…Bilim, bir zihniyet, bir ortam, bir atmosfer işidir. Bu nedenle, bilimin gelişmesi için gerekli zihniyet, ortam ve atmosfer yoksa bilim gelişmez:
Bilim merak duygusuyla yapılan bir iştir; merak duygusu olmayan toplumlarda gelişmez!.
Bilim, sorgulayıcıdır, bir dizi tetkik ve deneyle sorularına cevap arar; soru sorulmayan, ezberciliğin hâkim olduğu ortamlarda gelişmez!

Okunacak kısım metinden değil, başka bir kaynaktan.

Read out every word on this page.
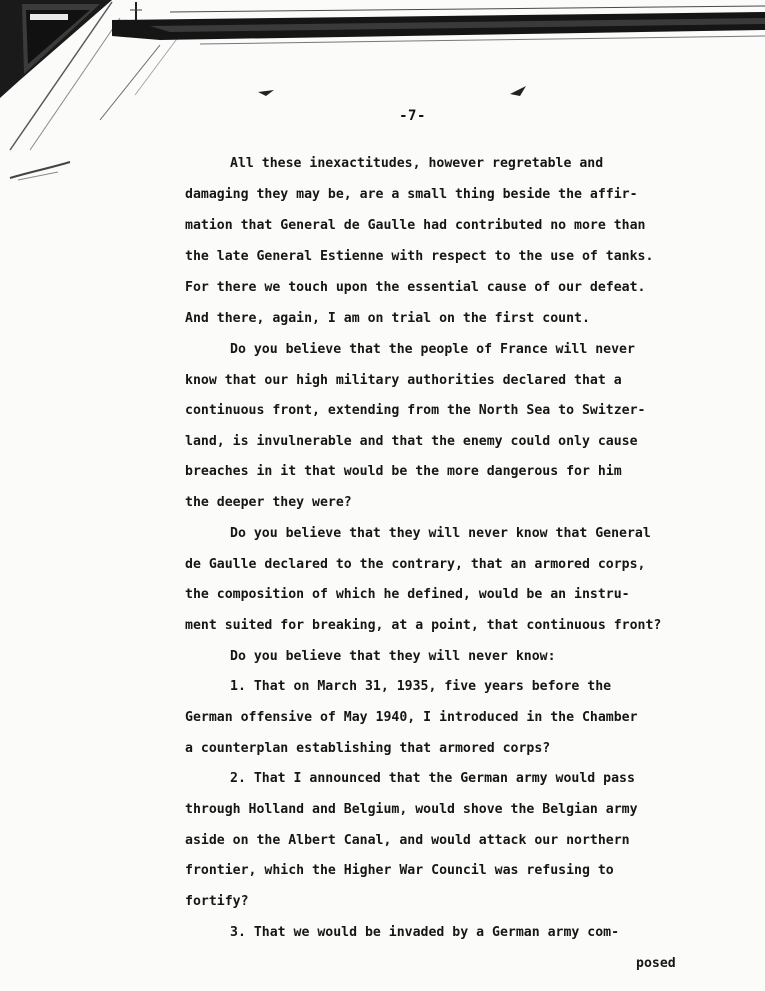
-7-
All these inexactitudes, however regretable and
damaging they may be, are a small thing beside the affir-
mation that General de Gaulle had contributed no more than
the late General Estienne with respect to the use of tanks.
For there we touch upon the essential cause of our defeat.
And there, again, I am on trial on the first count.
Do you believe that the people of France will never
know that our high military authorities declared that a
continuous front, extending from the North Sea to Switzer-
land, is invulnerable and that the enemy could only cause
breaches in it that would be the more dangerous for him
the deeper they were?
Do you believe that they will never know that General
de Gaulle declared to the contrary, that an armored corps,
the composition of which he defined, would be an instru-
ment suited for breaking, at a point, that continuous front?
Do you believe that they will never know:
1. That on March 31, 1935, five years before the
German offensive of May 1940, I introduced in the Chamber
a counterplan establishing that armored corps?
2. That I announced that the German army would pass
through Holland and Belgium, would shove the Belgian army
aside on the Albert Canal, and would attack our northern
frontier, which the Higher War Council was refusing to
fortify?
3. That we would be invaded by a German army com-
posed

Bilim, özgür düşünceli insanların yapacağı bir iştir, dogmatik düşüncelerin hâkimiyetinde olan ortamlarda gelişmez.
Bilim, eleştiriye açık bir alandır; eleştirme cesareti olmayan ve/veya eleştiriye tahammül edilmeyen topluluklarda gelişmez!
Bilim, yenilikçidir; hazırlopçu, kopyacı ve taklitçi ortamlarda gelişmez.

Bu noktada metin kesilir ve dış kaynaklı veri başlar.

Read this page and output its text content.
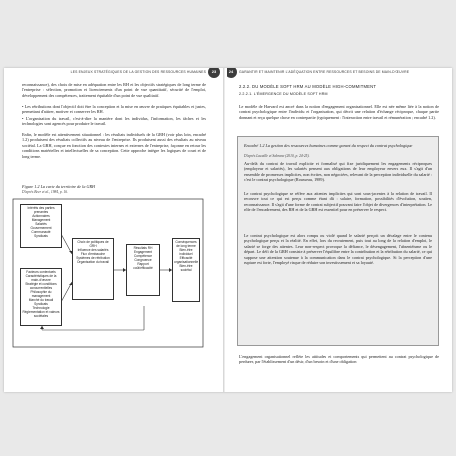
LES ENJEUX STRATÉGIQUES DE LA GESTION DES RESSOURCES HUMAINES	23
reconnaissance), des choix de mise en adéquation entre les RH et les objectifs stratégiques de long terme de l'entreprise : sélection, promotion et licenciements d'un point de vue quantitatif, sécurité de l'emploi, développement des compétences, traitement équitable d'un point de vue qualitatif.
• Les rétributions dont l'objectif doit être la conception et la mise en œuvre de pratiques équitables et justes, permettant d'attirer, motiver et conserver les RH.
• L'organisation du travail, c'est-à-dire la manière dont les individus, l'information, les tâches et les technologies sont agencés pour produire le travail.
Enfin, le modèle est attentivement situationnel : les résultats individuels de la GRH (voir plus loin, encadré 1.2) produisent des résultats collectifs au niveau de l'entreprise. Ils produisent aussi des résultats au niveau sociétal. La GRH, conçue en fonction des contextes internes et externes de l'entreprise, façonne en retour les conditions matérielles et intellectuelles de sa conception. Cette approche intègre les logiques de court et de long terme.
Figure 1.2 La carte du territoire de la GRH
D'après Beer et al., 1984, p. 16.
Intérêts des parties prenantes
Actionnaires
Management
Salariés
Gouvernement
Communauté
Syndicats
Facteurs contextuels
Caractéristiques de la main-d'œuvre
Stratégie et conditions concurrentielles
Philosophie du management
Marché du travail
Syndicats
Technologie
Réglementation et valeurs sociétales
Choix de politiques de GRH
Influence des salariés
Flux d'embauche
Systèmes de rétribution
Organisation du travail
Résultats RH
Engagement
Compétence
Congruence
Rapport coût/efficacité
Conséquences de long terme
Bien-être individuel
Efficacité organisationnelle
Bien-être sociétal
24	GARANTIR ET MAINTENIR L'ADÉQUATION ENTRE RESSOURCES ET BESOINS DE MAIN-D'ŒUVRE
2.2.2. DU MODÈLE SOFT HRM AU MODÈLE HIGH-COMMITMENT
2.2.2.1. L'ÉMERGENCE DU MODÈLE SOFT HRM
Le modèle de Harvard est ancré dans la notion d'engagement organisationnel. Elle est née même liée à la notion de contrat psychologique entre l'individu et l'organisation, qui décrit une relation d'échange réciproque, chaque partie donnant et reçu quelque chose en contrepartie (typiquement : l'interaction entre travail et rémunération ; encadré 1.2).
Encadré 1.2 La gestion des ressources humaines comme garant du respect du contrat psychologique
D'après Lacaille et Sabrane (2010, p. 24-25).
Au-delà du contrat de travail explicite et formalisé qui fixe juridiquement les engagements réciproques (employeur et salariés), les salariés pensent aux obligations de leur employeur envers eux. Il s'agit d'un ensemble de promesses implicites, non écrites, non négociées, relevant de la perception individuelle du salarié : c'est le contrat psychologique (Rousseau, 1989).
Le contrat psychologique se réfère aux attentes implicites qui sont sous-jacentes à la relation de travail. Il recouvre tout ce qui est perçu comme étant dû : salaire, formation, possibilités d'évolution, soutien, reconnaissance. Il s'agit d'une forme de contrat subjectif pouvant faire l'objet de divergences d'interprétation. Le rôle de l'encadrement, des RH et de la GRH est essentiel pour en préserver le respect.
Le contrat psychologique est alors rompu ou violé quand le salarié perçoit un décalage entre le contenu psychologique perçu et la réalité. En effet, lors du recrutement, puis tout au long de la relation d'emploi, le salarié se forge des attentes. Leur non-respect provoque la défiance, le désengagement, l'absentéisme ou le départ. Le défi de la GRH consiste à préserver l'équilibre entre la contribution et la rétribution du salarié, ce qui suppose une attention soutenue à la communication dans le contrat psychologique. Si la perception d'une rupture est forte, l'employé risque de réduire son investissement et sa loyauté.
L'engagement organisationnel reflète les attitudes et comportements qui permettent au contrat psychologique de perdurer, par l'établissement d'un désir, d'un besoin et d'une obligation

Bilim, gayret, azim ve usanmaz bir mesai gerektirir; tembelliğin hüküm sürdüğü yerlerde gelişmez;
Bilim, ciddiyet ve titizliği gerektiren bir iştir; baştan savmacılığın, aymazlığın hâkim olduğu ortamlarda gelişmez!
Bilim, gerçeklere sadakati, doğruluğu ve dürüstlüğü gerektiren bir iştir; gerçekleri örten, doğruluk ve dürüstlüğün olmadığı yerlerde gelişmez!
Bilim, farklı görüş, anlayış, bilgi ve tecrübeye sahip bilim insanlarının etkileşimiyle gelişir; tarafgirliğin, partizanlığın, grupçuluğun, cemaatçiliğin hâkim olduğu ortamlarda gelişmez.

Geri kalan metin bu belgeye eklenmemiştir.